I've been in exactly your situation, and one thing that works for me is to leave my desk every hour and do five minutes of very strenuous exercise. At work, I run up the stairwell until my heart is racing. It home, I lift dumbbells and do situps till I sweat.

These short bursts aren't a replacement for your regular exercise, but they are a good way to drip-feed your brain with endorphins throughout your work day. They also give you a few meditative moments to reflect on your work and plan the next hour. I can't count the number of times a nightmare sentence or major structural problem has spontaneously sorted itself out once my heart rate got above 100.
posted by [ixia] at 1:18 AM on April 2, 2009 [1 favorite]

Also, remember that writing when you're depressed is hard - much, much harder than, say, lifting boxes when depressed. (I should know, I've done both). Professional writing uses every faculty that depression tends to cloud - focus, fluency, inspiration, gut instinct, confidence. Your work might benefit overall if you accept that on your worst days, your mental state is incompatible with being able to do your job.
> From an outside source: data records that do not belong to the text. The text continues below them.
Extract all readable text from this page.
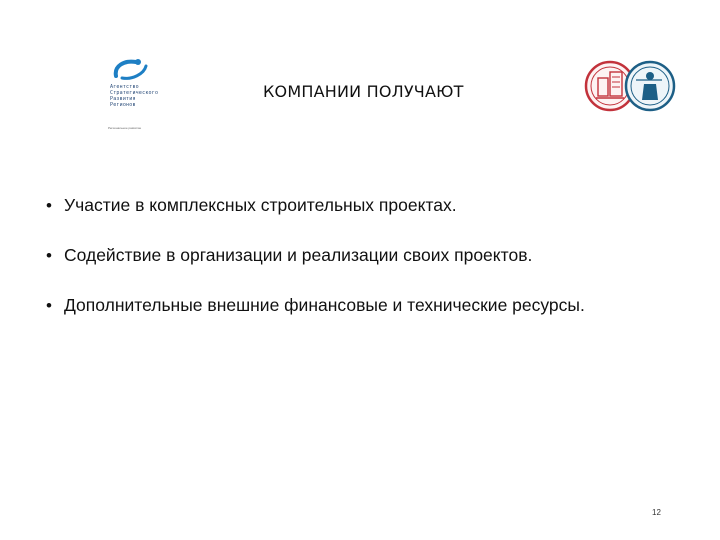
Агентство
Стратегического
Развития
Регионов
Региональное развитие
КОМПАНИИ ПОЛУЧАЮТ
• Участие в комплексных строительных проектах.
• Содействие в организации и реализации своих проектов.
• Дополнительные внешние финансовые и технические ресурсы.
12
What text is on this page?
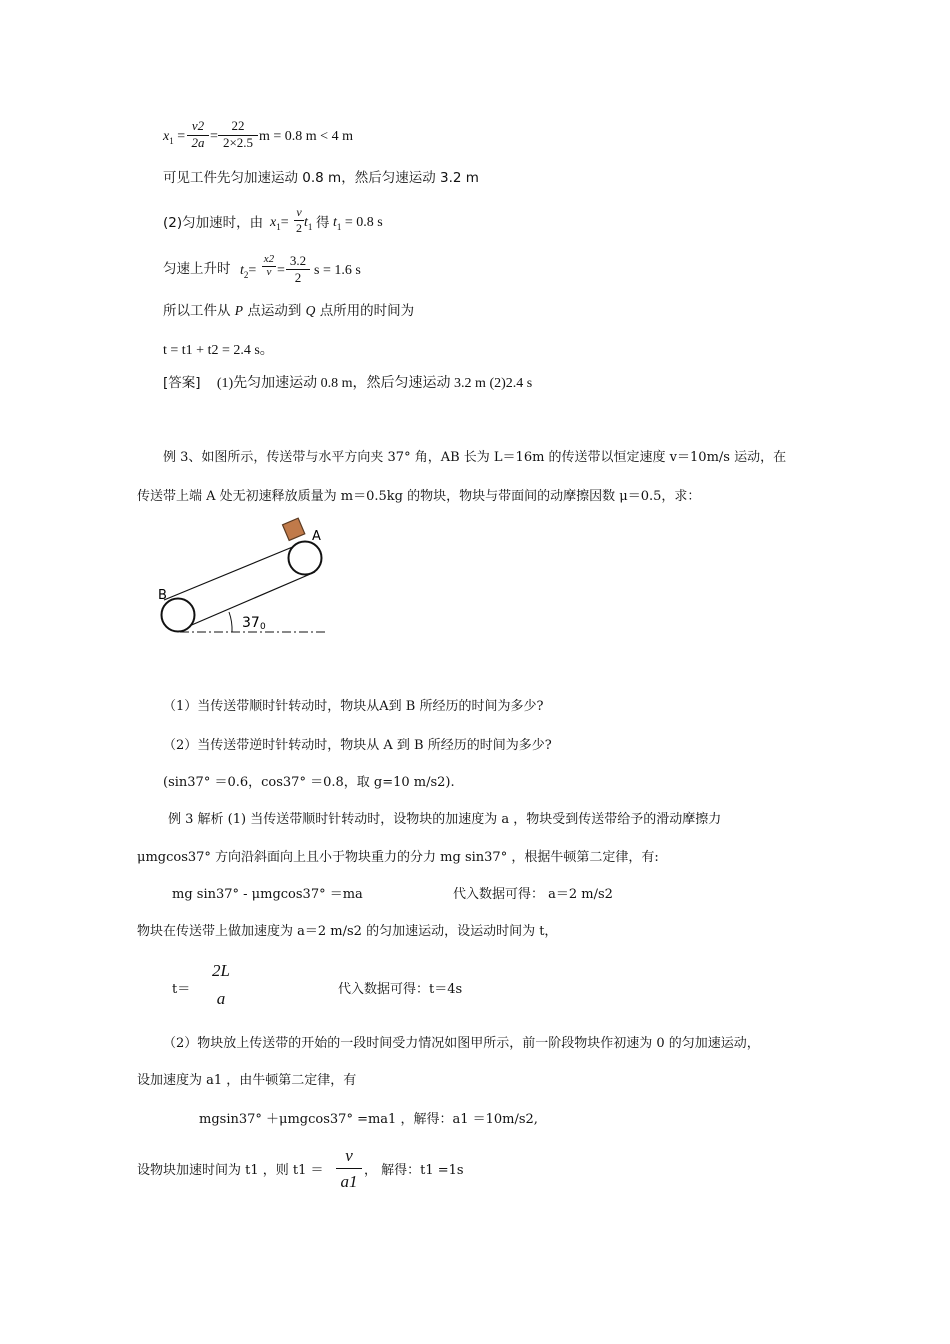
$x_1$ =
v2
2a =
22
2×2.5 m = 0.8 m < 4 m
可见工件先匀加速运动 0.8 m，然后匀速运动 3.2 m
(2)匀加速时，由 $x_1=$
v
2 $t_1$ 得 $t_1 = 0.8$ s
匀速上升时 $t_2=$
x2
v =
3.2
2 s = 1.6 s
所以工件从 P 点运动到 Q 点所用的时间为
t = t1 + t2 = 2.4 s。
[答案] (1)先匀加速运动 0.8 m，然后匀速运动 3.2 m (2)2.4 s
例 3、如图所示，传送带与水平方向夹 37° 角，AB 长为 L＝16m 的传送带以恒定速度 v＝10m/s 运动，在
传送带上端 A 处无初速释放质量为 m＝0.5kg 的物块，物块与带面间的动摩擦因数 μ＝0.5，求：
B
A
37 0
（1）当传送带顺时针转动时，物块从A到 B 所经历的时间为多少?
（2）当传送带逆时针转动时，物块从 A 到 B 所经历的时间为多少?
(sin37° ＝0.6，cos37° ＝0.8，取 g=10 m/s2).
例 3 解析 (1) 当传送带顺时针转动时，设物块的加速度为 a ，物块受到传送带给予的滑动摩擦力
μmgcos37° 方向沿斜面向上且小于物块重力的分力 mg sin37° ，根据牛顿第二定律，有:
mg sin37° - μmgcos37° ＝ma	代入数据可得： a＝2 m/s2
物块在传送带上做加速度为 a＝2 m/s2 的匀加速运动，设运动时间为 t，
t＝
2L
a	代入数据可得：t＝4s
（2）物块放上传送带的开始的一段时间受力情况如图甲所示，前一阶段物块作初速为 0 的匀加速运动，
设加速度为 a1 ，由牛顿第二定律，有
mgsin37° ＋μmgcos37° =ma1 ，解得：a1 ＝10m/s2,
设物块加速时间为 t1 ，则 t1 ＝
v
a1
， 解得：t1 =1s
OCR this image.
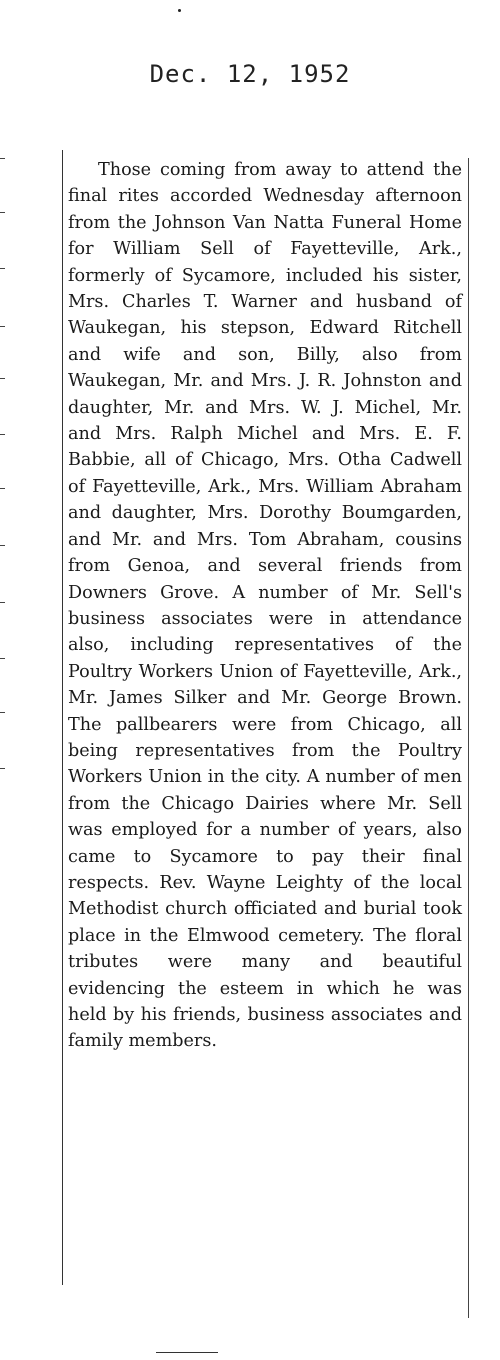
Dec. 12, 1952

Those coming from away to attend the final rites accorded Wednesday afternoon from the Johnson Van Natta Funeral Home for William Sell of Fayetteville, Ark., formerly of Sycamore, included his sister, Mrs. Charles T. Warner and husband of Waukegan, his stepson, Edward Ritchell and wife and son, Billy, also from Waukegan, Mr. and Mrs. J. R. Johnston and daughter, Mr. and Mrs. W. J. Michel, Mr. and Mrs. Ralph Michel and Mrs. E. F. Babbie, all of Chicago, Mrs. Otha Cadwell of Fayetteville, Ark., Mrs. William Abraham and daughter, Mrs. Dorothy Boumgarden, and Mr. and Mrs. Tom Abraham, cousins from Genoa, and several friends from Downers Grove. A number of Mr. Sell's business associates were in attendance also, including representatives of the Poultry Workers Union of Fayetteville, Ark., Mr. James Silker and Mr. George Brown. The pallbearers were from Chicago, all being representatives from the Poultry Workers Union in the city. A number of men from the Chicago Dairies where Mr. Sell was employed for a number of years, also came to Sycamore to pay their final respects. Rev. Wayne Leighty of the local Methodist church officiated and burial took place in the Elmwood cemetery. The floral tributes were many and beautiful evidencing the esteem in which he was held by his friends, business associates and family members.
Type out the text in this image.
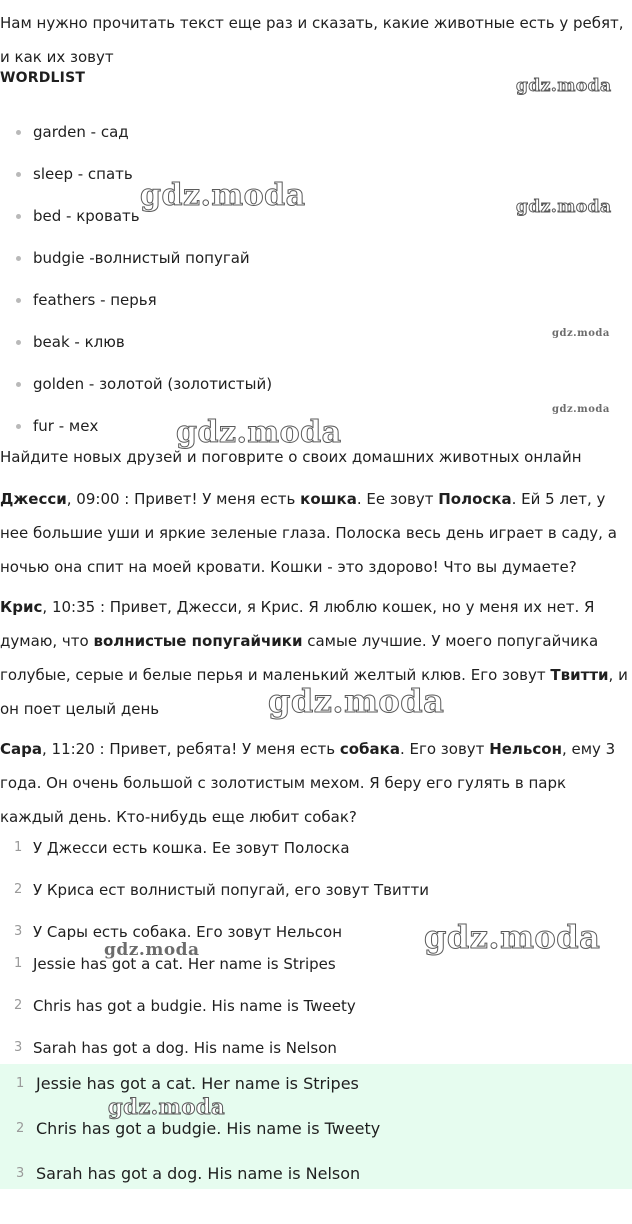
Нам нужно прочитать текст еще раз и сказать, какие животные есть у ребят, и как их зовут

WORDLIST

garden - сад
sleep - спать
bed - кровать
budgie -волнистый попугай
feathers - перья
beak - клюв
golden - золотой (золотистый)
fur - мех

Найдите новых друзей и поговрите о своих домашних животных онлайн

Джесси, 09:00 : Привет! У меня есть кошка. Ее зовут Полоска. Ей 5 лет, у нее большие уши и яркие зеленые глаза. Полоска весь день играет в саду, а ночью она спит на моей кровати. Кошки - это здорово! Что вы думаете?

Крис, 10:35 : Привет, Джесси, я Крис. Я люблю кошек, но у меня их нет. Я думаю, что волнистые попугайчики самые лучшие. У моего попугайчика голубые, серые и белые перья и маленький желтый клюв. Его зовут Твитти, и он поет целый день

Сара, 11:20 : Привет, ребята! У меня есть собака. Его зовут Нельсон, ему 3 года. Он очень большой с золотистым мехом. Я беру его гулять в парк каждый день. Кто-нибудь еще любит собак?

1 У Джесси есть кошка. Ее зовут Полоска
2 У Криса ест волнистый попугай, его зовут Твитти
3 У Сары есть собака. Его зовут Нельсон
1 Jessie has got a cat. Her name is Stripes
2 Chris has got a budgie. His name is Tweety
3 Sarah has got a dog. His name is Nelson
1 Jessie has got a cat. Her name is Stripes
2 Chris has got a budgie. His name is Tweety
3 Sarah has got a dog. His name is Nelson
gdz.moda
gdz.moda	gdz.moda
gdz.moda
gdz.moda
gdz.moda
gdz.moda
gdz.moda
gdz.moda
gdz.moda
I know that when you're in the middle of it, taking a break seems like 'giving up'. But you're not giving up - you're making a professional decision that it's both painful and pointless to ask your brain to run marathons when it's genuinely, though temporarily, broken. When you know a day is going to be really bad, the best thing you can do for your writing may very well be not writing. Things may be better tomorrow.
posted by [ixia] at 3:27 AM on April 2, 2009 [1 favorite]

Sounds like you're still depressed. I spent years changing meds until I found a mix that made me feel better emotionally and didn't fog me up. I know it's a pain, but you could ask you doctor for new meds.
posted by RussHy at 6:10 AM on April 2, 2009

You might consider light therapy with sunlight or a lightbox.
posted by tybeet at 6:38 AM on April 2, 2009

Piggybacking on what [ixia] said... I have found that I needed a two-sided philosophy for this. On the one hand, I needed to accept that yes, the moods are real, sometimes they do make me unable to do my work, and there is no good in beating myself up about that. On the other hand, I needed to realize that mood is not destiny. I may be down at a given moment, I may be tempted to say "OK, today is shot, I won't be able to do anything". But every so often I do the experiment -- I just try. And I'm always surprised to see how little correlation there is between how well I think I'll be able to work, and how well I am able to work. Sometimes, just getting started is enough. (Sometimes it's not.) Sometimes, I may be horribly down in the morning and think I won't be able to do anything all day, but a few hours later I feel better and am able to get stuff done.

In short: recognize both the power and limitations of mood.